Hyderabad: Artificial intelligence is becoming efficient in almost every field, including the research sphere. According to a new study led by UCL researchers, Large language models (LLMs) trained on vast datasets of text can predict the results of proposed neuroscience studies more accurately than human experts.
The findings, published in Nature Human Behaviour, show that LLMs can analyse patterns in scientific literature and predict scientific outcomes with impressive accuracy. These results underscore their potential to significantly speed up research, beyond merely retrieving knowledge.
Lead author Dr Ken Luo of UCL Psychology & Language Sciences noted that, while much research has highlighted LLMs' ability to answer questions and summarise past information, his team investigated whether these models could also synthesise knowledge to predict future outcomes.

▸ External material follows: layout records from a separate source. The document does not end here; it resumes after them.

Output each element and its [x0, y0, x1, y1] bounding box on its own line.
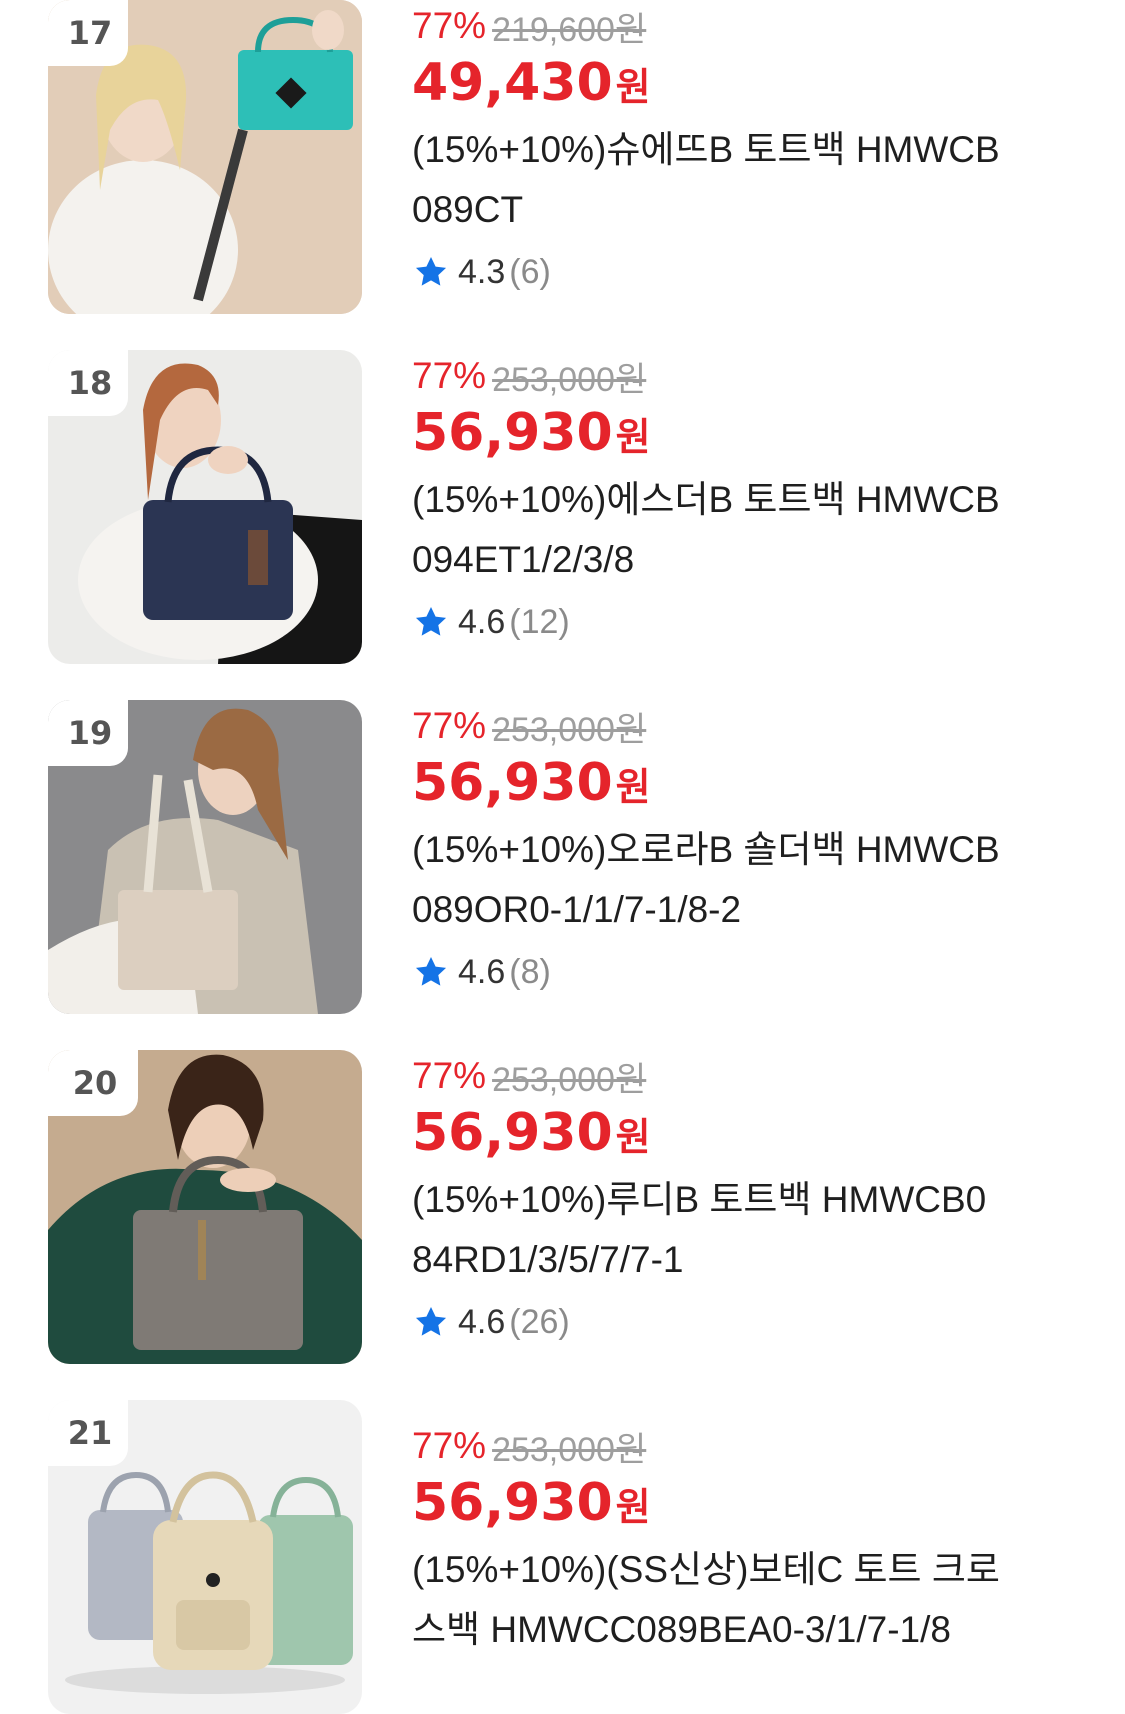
rating: 4.3 (6): [412, 244, 1082, 300]
original-price: 253,000원: [492, 710, 647, 749]
price-line: 77% 219,600원: [412, 0, 1082, 52]
product-name[interactable]: (15%+10%)에스더B 토트백 HMWCB 094ET1/2/3/8: [412, 470, 1082, 590]
sale-price: 56,930원: [412, 752, 1082, 814]
product-info: 77% 253,000원 56,930원 (15%+10%)에스더B 토트백 H…: [412, 350, 1082, 650]
rank-badge: 19: [48, 700, 128, 766]
currency-label: 원: [615, 65, 651, 109]
sale-price-value: 56,930: [412, 403, 613, 463]
currency-label: 원: [615, 1115, 651, 1159]
rating: 4.6 (12): [412, 594, 1082, 650]
original-price: 253,000원: [492, 1430, 647, 1469]
product-info: 77% 219,600원 49,430원 (15%+10%)슈에뜨B 토트백 H…: [412, 0, 1082, 300]
product-image[interactable]: 19: [48, 700, 362, 1014]
product-name[interactable]: (15%+10%)(SS신상)보테C 토트 크로 스백 HMWCC089BEA0…: [412, 1540, 1082, 1660]
rating: 4.6 (26): [412, 1294, 1082, 1350]
rank-badge: 21: [48, 1400, 128, 1466]
currency-label: 원: [615, 415, 651, 459]
sale-price-value: 56,930: [412, 1473, 613, 1533]
product-image[interactable]: 17: [48, 0, 362, 314]
product-info: 77% 253,000원 56,930원 (15%+10%)루디B 토트백 HM…: [412, 1050, 1082, 1350]
price-line: 77% 253,000원: [412, 700, 1082, 752]
sale-price-value: 56,930: [412, 1103, 613, 1163]
sale-price: 56,930원: [412, 1102, 1082, 1164]
star-icon: [415, 956, 447, 986]
discount-rate: 77%: [412, 705, 487, 746]
discount-rate: 77%: [412, 1055, 487, 1096]
sale-price: 56,930원: [412, 1472, 1082, 1534]
product-name[interactable]: (15%+10%)오로라B 숄더백 HMWCB 089OR0-1/1/7-1/8…: [412, 820, 1082, 940]
price-line: 77% 253,000원: [412, 1420, 1082, 1472]
discount-rate: 77%: [412, 1425, 487, 1466]
product-item[interactable]: 21 77% 253,000원 56,930원 (15%+10%)(SS신상)보…: [0, 1400, 1125, 1714]
product-item[interactable]: 17 77% 219,600원 49,430원 (15%+10%)슈에뜨B 토트…: [0, 0, 1125, 314]
product-image[interactable]: 20: [48, 1050, 362, 1364]
price-line: 77% 253,000원: [412, 1050, 1082, 1102]
rating-score: 4.6: [458, 602, 506, 641]
sale-price: 49,430원: [412, 52, 1082, 114]
product-info: 77% 253,000원 56,930원 (15%+10%)(SS신상)보테C …: [412, 1420, 1082, 1660]
star-icon: [415, 606, 447, 636]
product-image[interactable]: 18: [48, 350, 362, 664]
sale-price-value: 49,430: [412, 53, 613, 113]
product-image[interactable]: 21: [48, 1400, 362, 1714]
star-icon: [415, 256, 447, 286]
review-count: (6): [509, 252, 551, 291]
review-count: (8): [509, 952, 551, 991]
product-item[interactable]: 19 77% 253,000원 56,930원 (15%+10%)오로라B 숄더…: [0, 700, 1125, 1014]
rating: 4.6 (8): [412, 944, 1082, 1000]
price-line: 77% 253,000원: [412, 350, 1082, 402]
original-price: 253,000원: [492, 360, 647, 399]
product-item[interactable]: 20 77% 253,000원 56,930원 (15%+10%)루디B 토트백…: [0, 1050, 1125, 1364]
sale-price: 56,930원: [412, 402, 1082, 464]
product-item[interactable]: 18 77% 253,000원 56,930원 (15%+10%)에스더B 토트…: [0, 350, 1125, 664]
discount-rate: 77%: [412, 355, 487, 396]
original-price: 219,600원: [492, 10, 647, 49]
sale-price-value: 56,930: [412, 753, 613, 813]
currency-label: 원: [615, 765, 651, 809]
original-price: 253,000원: [492, 1060, 647, 1099]
product-name[interactable]: (15%+10%)루디B 토트백 HMWCB0 84RD1/3/5/7/7-1: [412, 1170, 1082, 1290]
product-info: 77% 253,000원 56,930원 (15%+10%)오로라B 숄더백 H…: [412, 700, 1082, 1000]
currency-label: 원: [615, 1485, 651, 1529]
rank-badge: 18: [48, 350, 128, 416]
rating-score: 4.3: [458, 252, 506, 291]
product-name[interactable]: (15%+10%)슈에뜨B 토트백 HMWCB 089CT: [412, 120, 1082, 240]
review-count: (26): [509, 1302, 570, 1341]
star-icon: [415, 1306, 447, 1336]
review-count: (12): [509, 602, 570, 641]
rank-badge: 20: [48, 1050, 138, 1116]
rating-score: 4.6: [458, 952, 506, 991]
discount-rate: 77%: [412, 5, 487, 46]
rank-badge: 17: [48, 0, 128, 66]
rating-score: 4.6: [458, 1302, 506, 1341]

The international research team, addressing the time and resource demands of scientific progress, explored whether LLMs can identify patterns in scientific literature and forecast experiment outcomes. They developed BrainBench, a tool to evaluate LLMs' ability to predict neuroscience results. It comprises pairs of neuroscience study abstracts, with one being authentic and the other having modified, incorrect results.
The researchers tested 15 general-purpose LLMs and 171 human neuroscience experts to see if they could correctly identify the real study abstract. The study found that LLMs outperformed neuroscientists, with 81 per cent accuracy compared to the humans' 63 per cent. Even the most expert neuroscientists achieved only 66 per cent accuracy.
When LLMs were more confident in their decisions, they were more often correct. This suggests a future where human experts collaborate with well-calibrated models, UCL said in a blog post.
BrainGPT performs even better
The researchers then adapted a version of open-source LLM called Mistral and trained it on neuroscience literature to create BrainGPT. The new LLM showed even better performance in predicting study results, achieving 86 per cent accuracy, compared to the 83 per cent accuracy of the general-purpose Mistral.